Based around what Miller calls the “hidden curriculum” – challenges and barriers students face, such as additional costs –Montana 10 includes training and resources for Native American and nontraditional students whose needs differ from the typical freshman, as well as low-income students.
“They have this whole set of additional things they have to navigate, primarily financial aid. They have to figure out housing,” Miller said. “Anything that has a cost they have to figure out differently than a student who has other ways to pay for the cost of higher ed.”
The program offers financial support, such as scholarships, textbook stipends and monthly incentives to students, as well as specialized math and writing courses. Advising is another key component of the program, with a student-to-advising ratio less than half the national average.
Amy Capolupo, director of Montana 10 and UM’s Office for Disability Equity, said students in the program have secondary advisers and an academic and faculty adviser. These advisers address financial and housing concerns, set up counseling care and help students meet goals. Advising is personalized according to student needs.
“Their primary goal is to make sure all those other components students need are in place,” Capolupo said. “Their adviser is their person.”
Miller said those who have not historically had access to higher education are faring worse than peers when it comes to taking on debt, graduating on time and staying in school. She said it is invaluable to ask what happens to those students.
“We should measure ourselves by what we are able to provide for students,” Miller said. “We have to get them here, and then we have to work full time to keep them.”
Capolupo said in one instance, a 3.8 GPA student had an unexpected medical issue that, if not for the help of Montana 10, would have prevented him from re-enrolling. Montana 10 used the program’s financial supports to cover some of the outstanding balance on his student account. Program advisers also helped him get registration holds removed and helped connect him to resources to get insurance issues resolved.
“He was a very gifted student, he was going to do very well in life, but he would not be returning this fall without those funds,” Capolupo said. “When you’re under that kind of stress, your ability to actually learn is challenged.”
Although similar programs exist at City University of New York, such as the Accelerated Study Assistant Program, and Ohio Community College – where such programs have doubled on-time graduation rates – Montana faces different challenges with mostly residential, rural students who primarily need to find housing and child care, Miller said.
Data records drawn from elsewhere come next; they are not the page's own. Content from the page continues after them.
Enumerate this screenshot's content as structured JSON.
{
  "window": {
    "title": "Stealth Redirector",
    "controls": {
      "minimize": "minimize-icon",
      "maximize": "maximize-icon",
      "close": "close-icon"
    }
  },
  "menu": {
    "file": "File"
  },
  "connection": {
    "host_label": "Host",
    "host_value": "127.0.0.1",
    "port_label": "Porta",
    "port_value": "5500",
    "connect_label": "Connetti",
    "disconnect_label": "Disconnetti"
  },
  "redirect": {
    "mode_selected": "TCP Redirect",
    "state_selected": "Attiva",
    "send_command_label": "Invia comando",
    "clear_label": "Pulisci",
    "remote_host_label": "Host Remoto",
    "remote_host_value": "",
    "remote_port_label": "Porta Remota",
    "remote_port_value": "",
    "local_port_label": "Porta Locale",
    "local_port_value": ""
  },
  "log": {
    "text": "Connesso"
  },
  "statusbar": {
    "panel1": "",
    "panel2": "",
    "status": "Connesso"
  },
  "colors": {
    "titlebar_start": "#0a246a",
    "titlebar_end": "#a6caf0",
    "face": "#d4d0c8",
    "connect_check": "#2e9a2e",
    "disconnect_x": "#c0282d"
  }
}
Advisers for the Montana 10 program help students find classes with flexible attendance options if they need to work or watch kids, and remote learning options that allow them to remain involved in the academic environment.
Capolupo hopes the program grows over the next few years with state investment.
“This is something UM can be proud of,” Capolupo said. “It’s an honor to work for UM in the context of this program.”
Although a second-year student, Medrano now has enough credits to qualify as a junior, serves as a member of the Dean’s Student Advisory Council at the Davidson Honors College – of which she is a member – and is an Indigenous/Rural Outreach Ambassador for Accelerate Montana. She’s growing accustomed to small-town life, loves the natural setting around Missoula and has made many friends, including “a bunch” of other fellow international students.
“College gives you the power to select your tribe,” she said, “and it’s a really great community here.”